Evaluated values of predictions tensors.

Raises:

  • ValueError: Could not find a trained model in model_dir.
  • ValueError: If batch length of predictions is not the same and yield_single_examples is True.
  • ValueError: If there is a conflict between predict_keys and predictions. For example if predict_keys is not None but EstimatorSpec.predictions is not a dict.

train

train(
    input_fn,
    hooks=None,
    steps=None,
    max_steps=None,
    saving_listeners=None
)

Trains a model given training data input_fn.

Args:

  • input_fn: A function that provides input data for training as minibatches. See Get Started with Estimators for more information. The function should construct and return one of the following:

    • A 'tf.data.Dataset' object: Outputs of Dataset object must be a tuple (features, labels) with same constraints as below.
    • A tuple (features, labels): Where features is a Tensor or a dictionary of string feature name to Tensor and labels is a Tensor or a dictionary of string label name to Tensor. Both features and labels are consumed by model_fn. They should satisfy the expectation of model_fn from inputs.
  • hooks: List of SessionRunHook subclass instances. Used for callbacks inside the training loop.

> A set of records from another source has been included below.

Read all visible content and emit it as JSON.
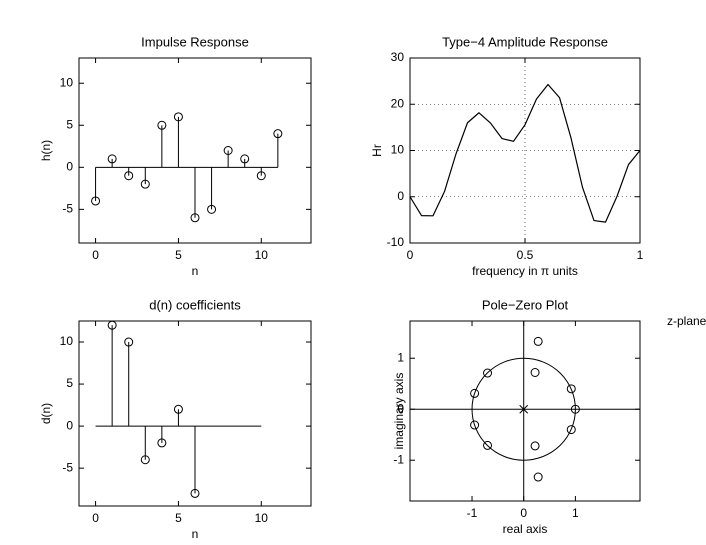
{
  "chart_data": [
    {
      "type": "stem",
      "title": "Impulse Response",
      "xlabel": "n",
      "ylabel": "h(n)",
      "x": [
        0,
        1,
        2,
        3,
        4,
        5,
        6,
        7,
        8,
        9,
        10,
        11
      ],
      "values": [
        -4,
        1,
        -1,
        -2,
        5,
        6,
        -6,
        -5,
        2,
        1,
        -1,
        4
      ],
      "baseline": [
        0,
        11
      ],
      "xlim": [
        -1,
        13
      ],
      "ylim": [
        -9,
        13
      ],
      "xticks": [
        0,
        5,
        10
      ],
      "yticks": [
        -5,
        0,
        5,
        10
      ]
    },
    {
      "type": "line",
      "title": "Type−4 Amplitude Response",
      "xlabel": "frequency in π units",
      "ylabel": "Hr",
      "x": [
        0,
        0.05,
        0.1,
        0.15,
        0.2,
        0.25,
        0.3,
        0.35,
        0.4,
        0.45,
        0.5,
        0.55,
        0.6,
        0.65,
        0.7,
        0.75,
        0.8,
        0.85,
        0.9,
        0.95,
        1
      ],
      "values": [
        0,
        -4.08,
        -4.12,
        1.13,
        9.27,
        16.0,
        18.16,
        15.93,
        12.59,
        11.98,
        15.56,
        21.13,
        24.27,
        21.44,
        12.71,
        2.03,
        -5.15,
        -5.49,
        0.08,
        6.96,
        10
      ],
      "xlim": [
        0,
        1
      ],
      "ylim": [
        -10,
        30
      ],
      "xticks": [
        0,
        0.5,
        1
      ],
      "yticks": [
        -10,
        0,
        10,
        20,
        30
      ],
      "grid": true
    },
    {
      "type": "stem",
      "title": "d(n) coefficients",
      "xlabel": "n",
      "ylabel": "d(n)",
      "x": [
        1,
        2,
        3,
        4,
        5,
        6
      ],
      "values": [
        12,
        10,
        -4,
        -2,
        2,
        -8
      ],
      "baseline": [
        0,
        10
      ],
      "xlim": [
        -1,
        13
      ],
      "ylim": [
        -9.5,
        12.5
      ],
      "xticks": [
        0,
        5,
        10
      ],
      "yticks": [
        -5,
        0,
        5,
        10
      ]
    },
    {
      "type": "pole-zero",
      "title": "Pole−Zero Plot",
      "xlabel": "real axis",
      "ylabel": "imaginary axis",
      "annotation": "z-plane",
      "zeros": {
        "x": [
          -0.95,
          -0.95,
          -0.7,
          -0.7,
          0.22,
          0.22,
          0.28,
          0.28,
          0.92,
          0.92,
          1
        ],
        "y": [
          0.31,
          -0.31,
          0.71,
          -0.71,
          0.72,
          -0.72,
          1.33,
          -1.33,
          0.4,
          -0.4,
          0
        ]
      },
      "poles": {
        "x": [
          0
        ],
        "y": [
          0
        ]
      },
      "xlim": [
        -2.2,
        2.25
      ],
      "ylim": [
        -1.8,
        1.73
      ],
      "xticks": [
        -1,
        0,
        1
      ],
      "yticks": [
        -1,
        0,
        1
      ]
    }
  ]
}
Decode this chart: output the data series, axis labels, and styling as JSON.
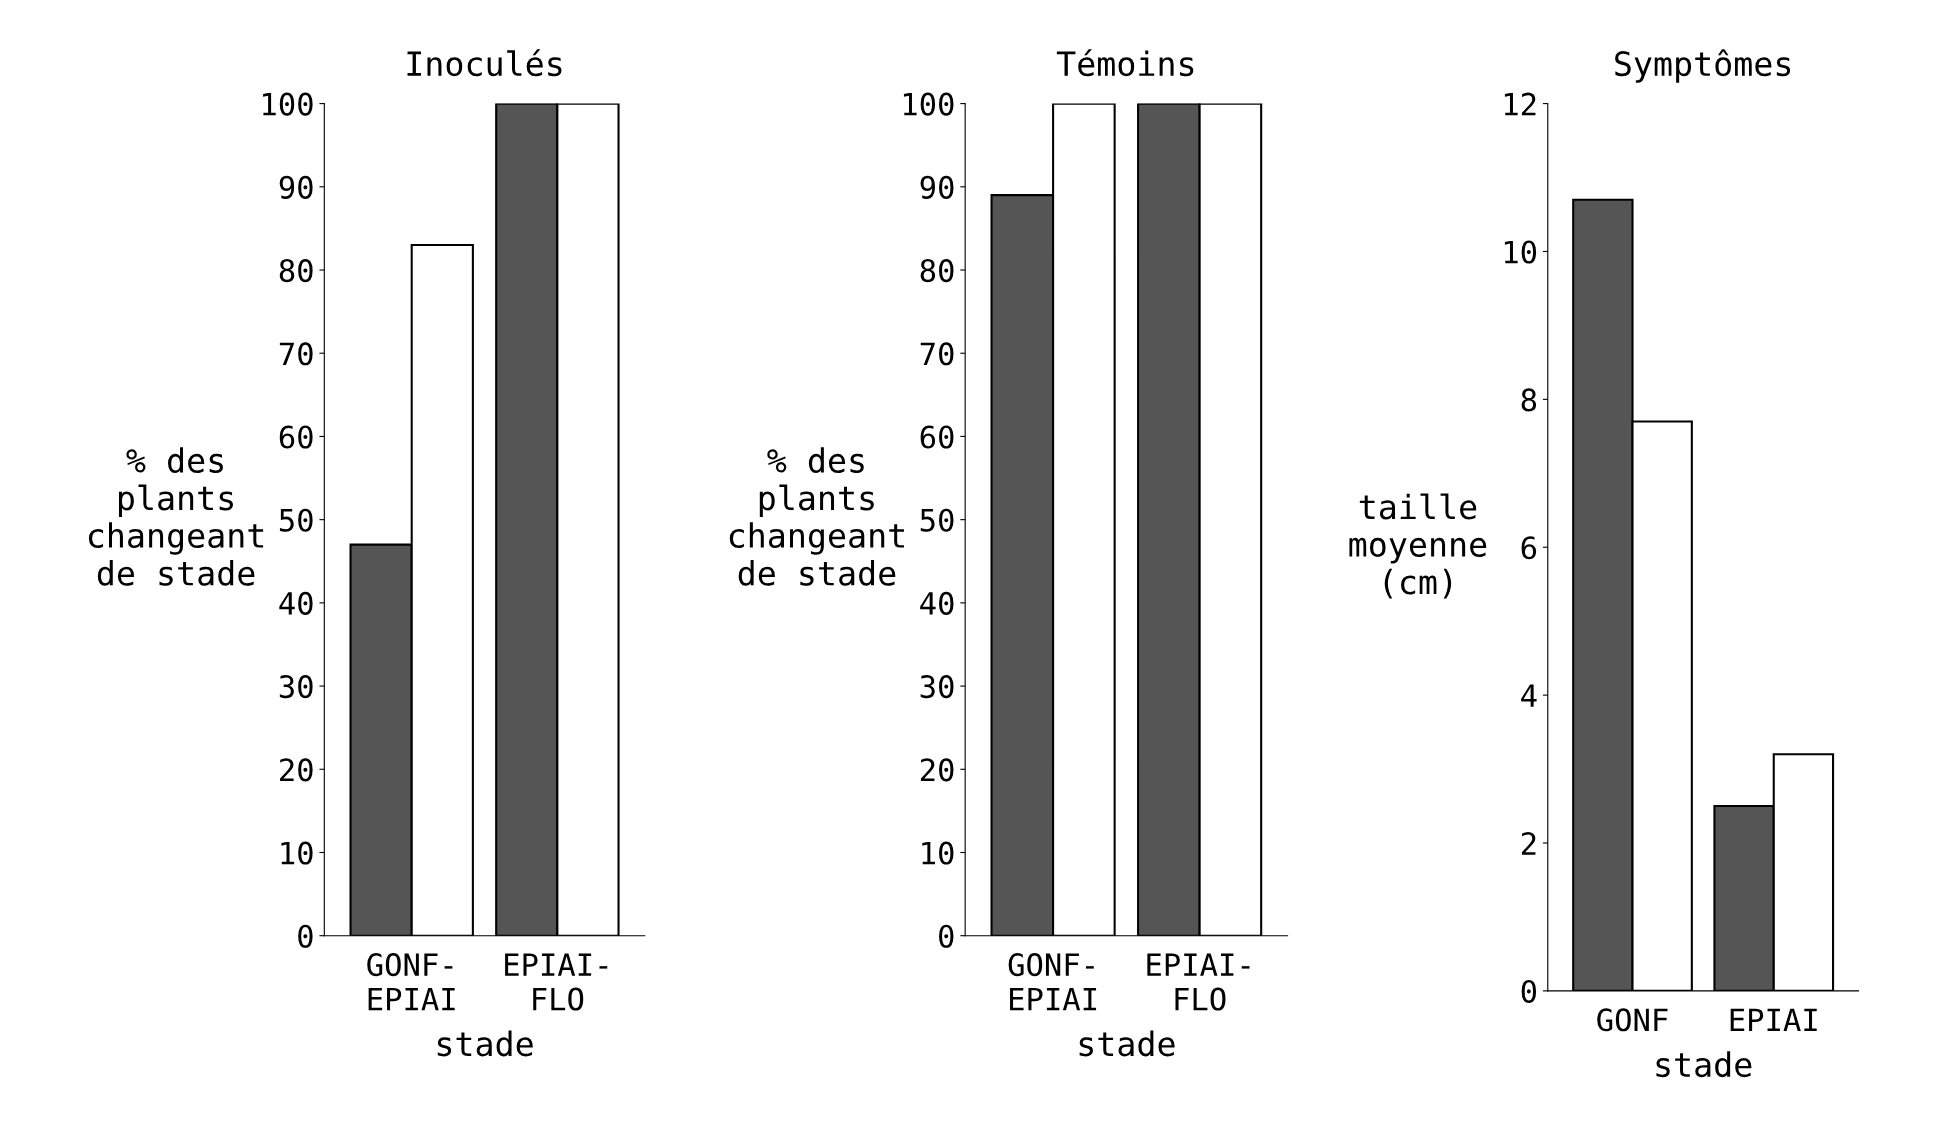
{
  "chart_data": [
    {
      "type": "bar",
      "title": "Inoculés",
      "xlabel": "stade",
      "ylabel": "% des\nplants\nchangeant\nde stade",
      "categories": [
        "GONF-\nEPIAI",
        "EPIAI-\nFLO"
      ],
      "series": [
        {
          "color": "#555555",
          "values": [
            47,
            100
          ]
        },
        {
          "color": "#ffffff",
          "values": [
            83,
            100
          ]
        }
      ],
      "ylim": [
        0,
        100
      ],
      "yticks": [
        0,
        10,
        20,
        30,
        40,
        50,
        60,
        70,
        80,
        90,
        100
      ],
      "grid": false
    },
    {
      "type": "bar",
      "title": "Témoins",
      "xlabel": "stade",
      "ylabel": "% des\nplants\nchangeant\nde stade",
      "categories": [
        "GONF-\nEPIAI",
        "EPIAI-\nFLO"
      ],
      "series": [
        {
          "color": "#555555",
          "values": [
            89,
            100
          ]
        },
        {
          "color": "#ffffff",
          "values": [
            100,
            100
          ]
        }
      ],
      "ylim": [
        0,
        100
      ],
      "yticks": [
        0,
        10,
        20,
        30,
        40,
        50,
        60,
        70,
        80,
        90,
        100
      ],
      "grid": false
    },
    {
      "type": "bar",
      "title": "Symptômes",
      "xlabel": "stade",
      "ylabel": "taille\nmoyenne\n(cm)",
      "categories": [
        "GONF",
        "EPIAI"
      ],
      "series": [
        {
          "color": "#555555",
          "values": [
            10.7,
            2.5
          ]
        },
        {
          "color": "#ffffff",
          "values": [
            7.7,
            3.2
          ]
        }
      ],
      "ylim": [
        0,
        12
      ],
      "yticks": [
        0,
        2,
        4,
        6,
        8,
        10,
        12
      ],
      "grid": false
    }
  ]
}
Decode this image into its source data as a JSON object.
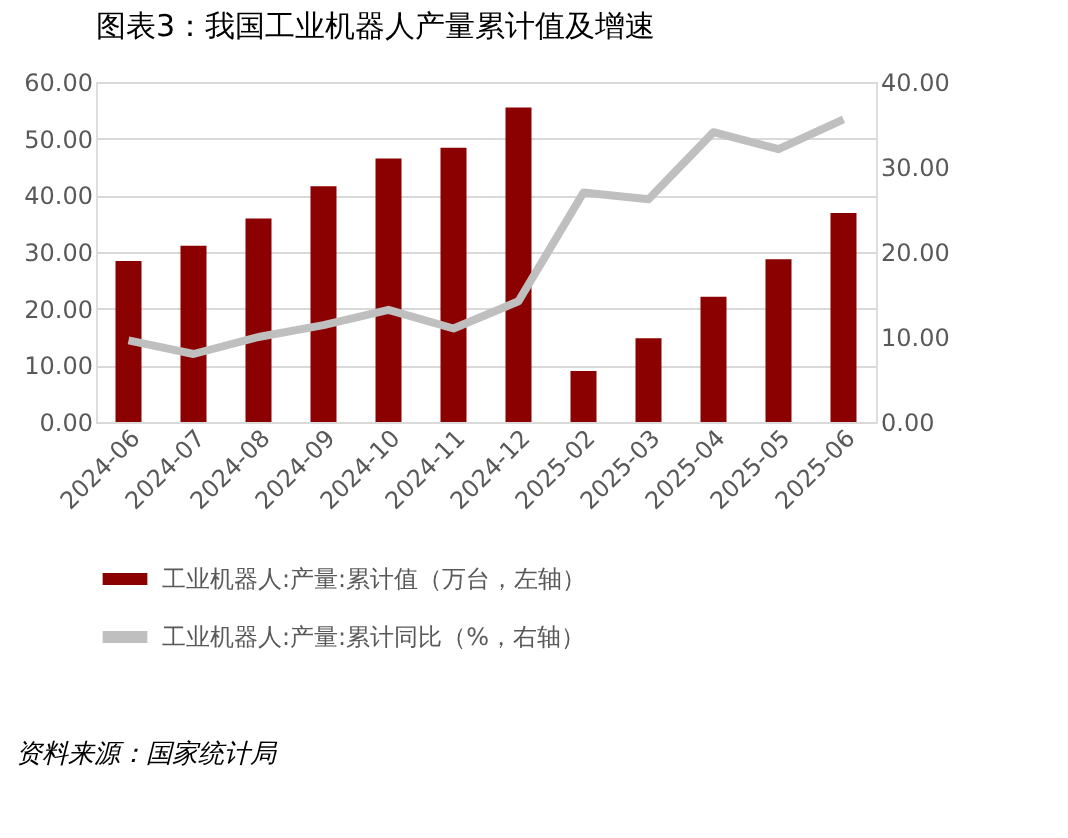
{
  "chart_data": {
    "type": "bar",
    "title": "图表3：我国工业机器人产量累计值及增速",
    "categories": [
      "2024-06",
      "2024-07",
      "2024-08",
      "2024-09",
      "2024-10",
      "2024-11",
      "2024-12",
      "2025-02",
      "2025-03",
      "2025-04",
      "2025-05",
      "2025-06"
    ],
    "series": [
      {
        "name": "工业机器人:产量:累计值（万台，左轴）",
        "type": "bar",
        "color": "#8b0000",
        "values": [
          28.4,
          31.1,
          35.9,
          41.6,
          46.5,
          48.4,
          55.5,
          9.0,
          14.8,
          22.1,
          28.7,
          36.9
        ]
      },
      {
        "name": "工业机器人:产量:累计同比（%，右轴）",
        "type": "line",
        "axis": "y2",
        "color": "#bfbfbf",
        "values": [
          9.6,
          8.0,
          10.0,
          11.4,
          13.2,
          11.0,
          14.2,
          27.0,
          26.2,
          34.1,
          32.1,
          35.6
        ]
      }
    ],
    "ylim": [
      0,
      60
    ],
    "yticks": [
      {
        "value": 0,
        "label": "0.00"
      },
      {
        "value": 10,
        "label": "10.00"
      },
      {
        "value": 20,
        "label": "20.00"
      },
      {
        "value": 30,
        "label": "30.00"
      },
      {
        "value": 40,
        "label": "40.00"
      },
      {
        "value": 50,
        "label": "50.00"
      },
      {
        "value": 60,
        "label": "60.00"
      }
    ],
    "y2lim": [
      0,
      40
    ],
    "y2ticks": [
      {
        "value": 0,
        "label": "0.00"
      },
      {
        "value": 10,
        "label": "10.00"
      },
      {
        "value": 20,
        "label": "20.00"
      },
      {
        "value": 30,
        "label": "30.00"
      },
      {
        "value": 40,
        "label": "40.00"
      }
    ],
    "grid": "y",
    "legend": "bottom",
    "annotations": [
      "资料来源：国家统计局"
    ]
  }
}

  • steps: Number of steps for which to train model. If None, train forever or train until input_fn generates the OutOfRange error or StopIteration exception. 'steps' works incrementally. If you call two times train(steps=10) then training occurs in total 20 steps. If OutOfRange or StopIteration occurs in the middle, training stops before 20 steps. If you don't want to have incremental behavior please set max_steps instead. If set, max_steps must be None.
  • max_steps: Number of total steps for which to train model. If None, train forever or train until input_fn generates the OutOfRange error or StopIteration exception. If set, steps must be None. If OutOfRange or StopIteration occurs in the middle, training stops before max_steps steps. Two calls to train(steps=100) means 200 training iterations. On the other hand, two calls to train(max_steps=100) means that the second call will not do any iteration since first call did all 100 steps.
  • saving_listeners: list of CheckpointSaverListener objects. Used for callbacks that run immediately before or after checkpoint savings.

Returns:

self, for chaining.

Raises:

  • ValueError: If both steps and max_steps are not None.
  • ValueError: If either steps or max_steps is <= 0.